The problem with ivory towers is that they’re often so far off the ground that it’s hard to see anything going on down there. Locked safely away from the real world, academics are free to dream up crazy ideas—like the notion that we should do away with public libraries in favor of for-profit institutions like Amazon Books. Economist Panos Mourdoukotas has an op-ed to that effect in Forbes right now.

Do you know what Poe’s Law is? It’s an observation that it can be really hard to tell satire apart from genuinely extreme opinions, in the absence of smileys or other context to make the meaning clear. (For example, any time I see President Trump appear in the news, lately, I have to check the news source to be absolutely sure I’m not reading a satire site.) I got that feeling reading this article. Even after I read it over twice, I still mentioned it to David with the disclaimer, “Not sure if tongue-in-cheek satire…” The idea that a for-profit bookstore and associated services could stand in for libraries is just so bizarre.

But, as David then pointed out to me, this isn’t the first time a Forbes contributor has suggested doing away with libraries in favor of an Amazon service. So the odds seem pretty good that the piece is entirely serious.

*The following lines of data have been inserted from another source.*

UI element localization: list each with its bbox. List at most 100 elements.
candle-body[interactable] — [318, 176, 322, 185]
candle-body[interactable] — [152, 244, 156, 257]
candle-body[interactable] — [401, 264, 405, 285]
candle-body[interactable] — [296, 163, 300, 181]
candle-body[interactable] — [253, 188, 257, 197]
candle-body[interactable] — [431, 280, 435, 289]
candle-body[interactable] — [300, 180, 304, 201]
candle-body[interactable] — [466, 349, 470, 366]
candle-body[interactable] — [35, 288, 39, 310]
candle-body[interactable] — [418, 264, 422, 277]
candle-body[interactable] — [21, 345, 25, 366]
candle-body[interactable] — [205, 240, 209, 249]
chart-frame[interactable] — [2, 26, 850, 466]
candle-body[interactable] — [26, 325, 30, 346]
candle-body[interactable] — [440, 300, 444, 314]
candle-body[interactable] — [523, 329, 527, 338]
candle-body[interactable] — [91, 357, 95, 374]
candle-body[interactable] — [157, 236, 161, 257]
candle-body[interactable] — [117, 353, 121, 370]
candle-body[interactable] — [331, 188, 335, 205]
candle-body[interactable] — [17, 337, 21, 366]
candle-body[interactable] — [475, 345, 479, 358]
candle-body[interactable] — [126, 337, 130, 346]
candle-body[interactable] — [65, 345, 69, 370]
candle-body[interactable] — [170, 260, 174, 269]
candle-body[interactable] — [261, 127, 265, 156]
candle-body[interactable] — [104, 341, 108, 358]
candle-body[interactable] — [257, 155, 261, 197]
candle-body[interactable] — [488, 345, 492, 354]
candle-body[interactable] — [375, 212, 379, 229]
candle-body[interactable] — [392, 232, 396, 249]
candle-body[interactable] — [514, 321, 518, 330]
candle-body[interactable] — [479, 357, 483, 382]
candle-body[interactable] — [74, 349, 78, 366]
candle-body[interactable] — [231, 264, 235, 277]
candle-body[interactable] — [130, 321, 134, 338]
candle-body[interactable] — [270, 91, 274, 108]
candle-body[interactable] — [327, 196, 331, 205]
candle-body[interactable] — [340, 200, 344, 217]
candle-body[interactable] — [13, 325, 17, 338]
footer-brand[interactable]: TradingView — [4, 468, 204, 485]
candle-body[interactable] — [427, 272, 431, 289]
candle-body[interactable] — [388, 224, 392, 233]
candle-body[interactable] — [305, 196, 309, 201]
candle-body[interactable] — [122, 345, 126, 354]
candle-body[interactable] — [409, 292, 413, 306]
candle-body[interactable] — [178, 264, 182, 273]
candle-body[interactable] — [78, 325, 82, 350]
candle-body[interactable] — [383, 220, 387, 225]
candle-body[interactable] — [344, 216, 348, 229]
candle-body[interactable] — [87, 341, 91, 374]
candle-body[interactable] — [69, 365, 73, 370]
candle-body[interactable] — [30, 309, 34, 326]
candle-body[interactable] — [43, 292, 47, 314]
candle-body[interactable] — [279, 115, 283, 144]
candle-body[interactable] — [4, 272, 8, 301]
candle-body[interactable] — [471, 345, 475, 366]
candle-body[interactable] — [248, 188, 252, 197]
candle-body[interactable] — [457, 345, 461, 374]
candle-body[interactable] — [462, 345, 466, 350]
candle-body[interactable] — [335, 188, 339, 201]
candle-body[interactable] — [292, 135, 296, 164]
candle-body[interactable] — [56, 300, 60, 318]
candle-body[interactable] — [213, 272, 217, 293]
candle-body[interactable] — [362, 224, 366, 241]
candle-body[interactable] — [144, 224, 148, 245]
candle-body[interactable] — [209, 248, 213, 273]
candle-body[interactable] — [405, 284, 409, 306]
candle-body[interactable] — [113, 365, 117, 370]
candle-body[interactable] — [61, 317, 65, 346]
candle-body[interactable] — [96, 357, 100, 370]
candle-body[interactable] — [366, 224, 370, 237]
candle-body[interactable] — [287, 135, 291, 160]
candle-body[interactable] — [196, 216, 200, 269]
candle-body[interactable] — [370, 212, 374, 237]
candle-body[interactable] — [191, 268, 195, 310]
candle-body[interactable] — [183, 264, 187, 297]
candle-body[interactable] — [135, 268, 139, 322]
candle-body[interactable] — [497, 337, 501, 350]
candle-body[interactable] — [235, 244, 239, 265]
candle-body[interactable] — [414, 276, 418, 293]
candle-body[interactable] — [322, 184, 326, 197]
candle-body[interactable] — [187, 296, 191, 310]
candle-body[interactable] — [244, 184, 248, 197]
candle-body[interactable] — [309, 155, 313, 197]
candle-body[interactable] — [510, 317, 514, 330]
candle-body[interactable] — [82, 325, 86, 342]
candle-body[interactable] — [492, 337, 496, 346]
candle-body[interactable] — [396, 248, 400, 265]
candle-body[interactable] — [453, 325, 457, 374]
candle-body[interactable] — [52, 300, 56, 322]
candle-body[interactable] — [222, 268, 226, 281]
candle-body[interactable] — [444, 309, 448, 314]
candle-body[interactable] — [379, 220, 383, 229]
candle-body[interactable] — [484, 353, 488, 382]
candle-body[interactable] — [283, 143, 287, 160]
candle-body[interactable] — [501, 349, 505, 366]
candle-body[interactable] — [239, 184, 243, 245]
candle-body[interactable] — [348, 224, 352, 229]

Mourdoukotas seems to feel that the rise of Internet technology, ebook subscription services, and video streaming services, all the media services libraries provide are no longer as valuable anymore. He thinks that bookstores like Amazon Books, in conjunction with ebook subscription services like Kindle Unlimted, could provide similar services, and save communities a bunch of taxpayer money that they don’t need to pay to support their local libraries. “Technology has turned physical books into collector’s items, effectively eliminating the need for library borrowing services,” he writes.

Has this alleged economist actually done any economic research? People need to be pretty well off to be able to afford to use online subscription services, not least because they need to buy moderately expensive technological devices to make use of such services. Libraries can provide services to anyone of any level of income who walks in the door, no money required.

And where does he get the idea that physical books are “collector’s items,” or that libraries of them aren’t needed anymore? I’m as keen on ebooks as the next guy, but paper books are easy to check out, easy to read, and don’t require electricity or expensive hardware to enjoy. And their sales figures show that they clearly aren’t going anywhere, as plenty of people do still continue to buy them.

And media checkout and meeting spaces are only some of the things libraries do for their communities. Plenty of libraries are adding access to new technologies, such as 3D printing or augmented reality, to serve as “sandboxes” where patrons can use and play with devices they could never afford on their own. That’s not something that an Amazon Books store is going to do for them!

I’m not as big of a library booster as David is, but I am the son of two librarians and nephew of another, and I know that libraries are important bastions of knowledge, free speech, and community services. Their taxpayer funding means they are not beholden to the wishes of shareholders or the need to make a profit, and they’re free to concentrate on serving their patrons and their community as best they can. Amazon Books may very well be a great bookstore, and the streaming services Amazon offers have a lot to recommend them—but they’re never going to be able to fill in for a good, taxpayer-funded public library. Nor should they have to.

And apparently a number of people agree with me. Mourdoukoutas’s book, The Ten Golden Rules of Leadership, linked at the bottom of the Forbes article, has picked up a number of angry one-star reviews in the last couple of days—specifically directed at the content of the Forbes article. Clearly, he’s touched a nerve.

Fortunately, for all that articles like this get published from time to time, there doesn’t seem to be any indication that anyone’s likely to take heed. I haven’t seen any other clamor to defund libraries in favor of bookstores, so I imagine they’re probably okay for the time being. Still, it’s worth calling out any proposal so obviously wrong-headed in any case.